In order to help myself in the processing and forgiving, I began writing about some of the family stories. Always, something prevented me from publishing them. At first, I thought I was protecting my sister. Then, I convinced myself I was protecting my father. I waited and then waited more. Now, I know I was waiting until I had lived the ending.
This is the Ending
Repeatedly during Dad’s stroke recovery, many of the rehabilitation staff said, “You’re such a good daughter. Your dad is so lucky to have you.”
Or, they’d look at him and say, “Wow, you must be a really good dad for your daughter to take such good care of you.”
Each time, my dad and I looked at each other and shrugged. We didn’t tell them our story of being estranged for seven years when I joined my sister in hate solidarity against him, or why. We didn’t need to tell them I spent years correcting his behavior and setting boundaries with him, eventually establishing a relationship that included respect and compassion.

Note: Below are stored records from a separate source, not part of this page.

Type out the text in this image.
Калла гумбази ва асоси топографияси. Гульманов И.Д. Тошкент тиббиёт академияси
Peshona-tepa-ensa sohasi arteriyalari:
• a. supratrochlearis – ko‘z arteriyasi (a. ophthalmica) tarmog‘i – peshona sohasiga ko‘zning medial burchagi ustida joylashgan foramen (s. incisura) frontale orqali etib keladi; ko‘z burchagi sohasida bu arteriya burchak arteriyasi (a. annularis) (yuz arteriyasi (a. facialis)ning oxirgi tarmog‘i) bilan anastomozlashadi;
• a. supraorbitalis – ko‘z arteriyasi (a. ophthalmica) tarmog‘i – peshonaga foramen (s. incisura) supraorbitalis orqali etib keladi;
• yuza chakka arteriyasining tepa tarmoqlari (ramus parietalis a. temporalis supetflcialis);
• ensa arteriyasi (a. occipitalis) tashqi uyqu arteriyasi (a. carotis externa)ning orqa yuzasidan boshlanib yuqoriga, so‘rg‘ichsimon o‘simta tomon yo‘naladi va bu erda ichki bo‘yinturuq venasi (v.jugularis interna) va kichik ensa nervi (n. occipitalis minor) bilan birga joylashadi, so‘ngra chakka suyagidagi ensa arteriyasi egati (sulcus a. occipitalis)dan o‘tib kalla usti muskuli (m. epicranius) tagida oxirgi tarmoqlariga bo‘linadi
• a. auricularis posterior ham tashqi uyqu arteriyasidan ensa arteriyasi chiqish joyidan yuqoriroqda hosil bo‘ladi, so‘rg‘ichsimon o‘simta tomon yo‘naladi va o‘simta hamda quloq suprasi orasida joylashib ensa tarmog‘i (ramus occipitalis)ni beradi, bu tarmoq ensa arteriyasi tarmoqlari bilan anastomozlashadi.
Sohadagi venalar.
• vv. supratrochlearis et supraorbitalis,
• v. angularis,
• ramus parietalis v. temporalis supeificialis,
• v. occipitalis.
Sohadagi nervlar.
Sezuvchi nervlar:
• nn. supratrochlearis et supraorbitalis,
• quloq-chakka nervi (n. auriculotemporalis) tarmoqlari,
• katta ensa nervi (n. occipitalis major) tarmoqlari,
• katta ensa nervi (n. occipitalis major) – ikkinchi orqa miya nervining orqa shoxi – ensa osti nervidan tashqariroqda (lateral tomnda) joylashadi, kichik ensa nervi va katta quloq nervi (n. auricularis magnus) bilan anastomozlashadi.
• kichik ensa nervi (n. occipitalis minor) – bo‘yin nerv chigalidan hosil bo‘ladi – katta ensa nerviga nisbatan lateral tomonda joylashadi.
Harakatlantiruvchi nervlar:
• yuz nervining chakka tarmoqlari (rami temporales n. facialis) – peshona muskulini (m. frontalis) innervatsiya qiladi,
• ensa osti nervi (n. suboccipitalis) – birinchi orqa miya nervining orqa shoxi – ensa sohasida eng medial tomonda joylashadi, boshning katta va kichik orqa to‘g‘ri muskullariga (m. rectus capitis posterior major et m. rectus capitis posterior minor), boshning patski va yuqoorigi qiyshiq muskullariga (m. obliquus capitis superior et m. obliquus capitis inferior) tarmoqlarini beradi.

I wondered about the implication we humans should only take care of the good people. I wondered who the good people were.
Over lunch the other day, I told him I was writing again, this time about healing and forgiveness. He nodded with interest. I hinted maybe he and I should wrote a story together. After a few silent moments, he told me that would be an entirely different story. Smiling, I agreed. It would.
1The therapy I arranged for my father was based on Eye Movement Desensitization and Reprocessing (EMDR). The therapist acknowledged the protocol for EMDR is very strict and my father didn’t qualify for the actual treatment. Despite that, he was helped dramatically by whatever she did with him and our lives have been improved forever. We left the first session in silence and got into the car and my dad shook his head. “It’s that simple, is it?” “Yeah Dad, it’s that simple to let go of shame. And, it changes everything.”
2In my early-30s, I enrolled in a training program to become a Feldenkrais® practitioner. The Feldenkrais Method® is an educational method that harnesses the power of attention and awareness to alter one’s compulsive responses and reactions to the conditioning of one’s life. It was during that training when I came to understand and integrate the experiences the previous counseling had set in motion. Since 1996, I’ve used the Feldenkrais Method to systematically teach myself to stop dissociating. In addition, I’ve recently reduced my anxiety to less than 15% of what it was throughout most of my life. I attribute a significant portion of my anxiety reduction to three sessions of EMDR.